Sometimes you can adapt to this situation, move forward, and come out of the crucible with a stronger working relationship than when you went in. However, sometimes it just doesn’t work out that way. We understand that because we have our own experiences and the experiences of the people we work with to draw upon when people ask us for guidance.
Recently, Marissa sat down with the Harvard Business Review to discuss coping mechanisms to help thrive when being managed by an unpredictable boss. She shared her own experience to shed some light on tactics that worked for her and that have worked for others we have advised over the years.

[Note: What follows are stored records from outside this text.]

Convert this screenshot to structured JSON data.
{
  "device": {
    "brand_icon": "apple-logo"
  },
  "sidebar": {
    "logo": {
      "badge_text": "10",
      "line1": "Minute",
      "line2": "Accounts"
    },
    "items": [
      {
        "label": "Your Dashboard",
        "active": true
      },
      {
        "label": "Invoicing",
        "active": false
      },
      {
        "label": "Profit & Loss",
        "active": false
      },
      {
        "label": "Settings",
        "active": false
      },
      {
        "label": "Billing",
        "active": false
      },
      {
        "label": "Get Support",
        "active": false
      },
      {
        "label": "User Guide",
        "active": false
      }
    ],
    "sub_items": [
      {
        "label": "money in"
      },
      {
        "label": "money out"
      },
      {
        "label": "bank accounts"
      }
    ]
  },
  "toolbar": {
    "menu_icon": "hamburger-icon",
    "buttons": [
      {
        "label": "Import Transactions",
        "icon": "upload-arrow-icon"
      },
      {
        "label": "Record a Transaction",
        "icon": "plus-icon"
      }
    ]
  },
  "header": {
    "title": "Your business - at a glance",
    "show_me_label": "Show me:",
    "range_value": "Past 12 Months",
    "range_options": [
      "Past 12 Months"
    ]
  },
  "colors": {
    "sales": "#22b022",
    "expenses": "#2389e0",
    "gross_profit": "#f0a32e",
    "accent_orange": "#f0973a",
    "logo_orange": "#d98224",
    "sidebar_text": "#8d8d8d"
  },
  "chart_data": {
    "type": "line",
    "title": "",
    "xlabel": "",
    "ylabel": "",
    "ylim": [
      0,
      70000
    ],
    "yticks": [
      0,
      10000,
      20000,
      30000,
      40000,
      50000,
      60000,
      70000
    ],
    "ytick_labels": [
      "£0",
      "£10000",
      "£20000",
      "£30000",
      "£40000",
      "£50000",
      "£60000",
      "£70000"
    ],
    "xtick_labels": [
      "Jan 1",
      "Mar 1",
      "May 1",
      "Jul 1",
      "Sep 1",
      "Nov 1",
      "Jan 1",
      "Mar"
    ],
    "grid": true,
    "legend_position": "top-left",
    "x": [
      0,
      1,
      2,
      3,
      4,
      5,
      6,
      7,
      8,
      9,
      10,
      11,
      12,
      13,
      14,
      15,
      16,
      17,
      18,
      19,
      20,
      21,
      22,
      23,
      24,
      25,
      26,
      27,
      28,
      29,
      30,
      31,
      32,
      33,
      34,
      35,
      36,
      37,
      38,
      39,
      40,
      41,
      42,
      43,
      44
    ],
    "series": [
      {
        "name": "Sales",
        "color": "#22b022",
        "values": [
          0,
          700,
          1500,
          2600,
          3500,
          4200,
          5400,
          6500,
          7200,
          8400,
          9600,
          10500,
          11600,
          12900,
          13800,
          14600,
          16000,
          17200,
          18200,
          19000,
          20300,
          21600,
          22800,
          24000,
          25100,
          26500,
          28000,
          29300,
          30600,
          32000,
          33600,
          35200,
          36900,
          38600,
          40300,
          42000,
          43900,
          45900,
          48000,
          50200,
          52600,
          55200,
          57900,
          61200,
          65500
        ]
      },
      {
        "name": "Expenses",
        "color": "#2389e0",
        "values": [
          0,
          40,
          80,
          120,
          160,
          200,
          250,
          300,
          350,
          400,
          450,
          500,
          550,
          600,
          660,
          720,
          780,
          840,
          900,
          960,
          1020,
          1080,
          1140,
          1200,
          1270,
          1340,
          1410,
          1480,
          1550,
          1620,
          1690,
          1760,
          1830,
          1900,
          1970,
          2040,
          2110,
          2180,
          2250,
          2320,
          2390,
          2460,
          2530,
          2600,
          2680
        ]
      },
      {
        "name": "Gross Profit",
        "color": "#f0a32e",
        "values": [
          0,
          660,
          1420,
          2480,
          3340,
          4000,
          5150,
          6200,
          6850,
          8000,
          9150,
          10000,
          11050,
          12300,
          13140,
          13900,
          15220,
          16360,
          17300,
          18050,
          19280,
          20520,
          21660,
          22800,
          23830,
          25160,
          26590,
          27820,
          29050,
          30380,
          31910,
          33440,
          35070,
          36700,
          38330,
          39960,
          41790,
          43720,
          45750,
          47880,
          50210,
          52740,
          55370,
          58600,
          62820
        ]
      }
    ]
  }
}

Speaking of her own boss, “we never knew which mood we were going to encounter when we came in each morning,” she said.
If a boss becomes too emotional, sometimes it’s difficult to find a rational way to calm them down. In some cases, a temporary ‘exit strategy’ can be helpful. “I always made sure to retreat to a quiet space to compose myself,” she says. This could mean a quick walk outside to clear your head or perhaps retreat to a bathroom stall for a few minutes with a meditation app like Headspace. These techniques can help remove yourself from a situation before it escalates further.
Marissa, also speaks to the value of a well-timed apology. Communication is a two way street. If part of your boss’s frustration stems from your own performance, even if their management style is misguided , “you need to own your mistake,” Marissa said. “Saying sorry and taking responsibility really helps bring calm to the situation.”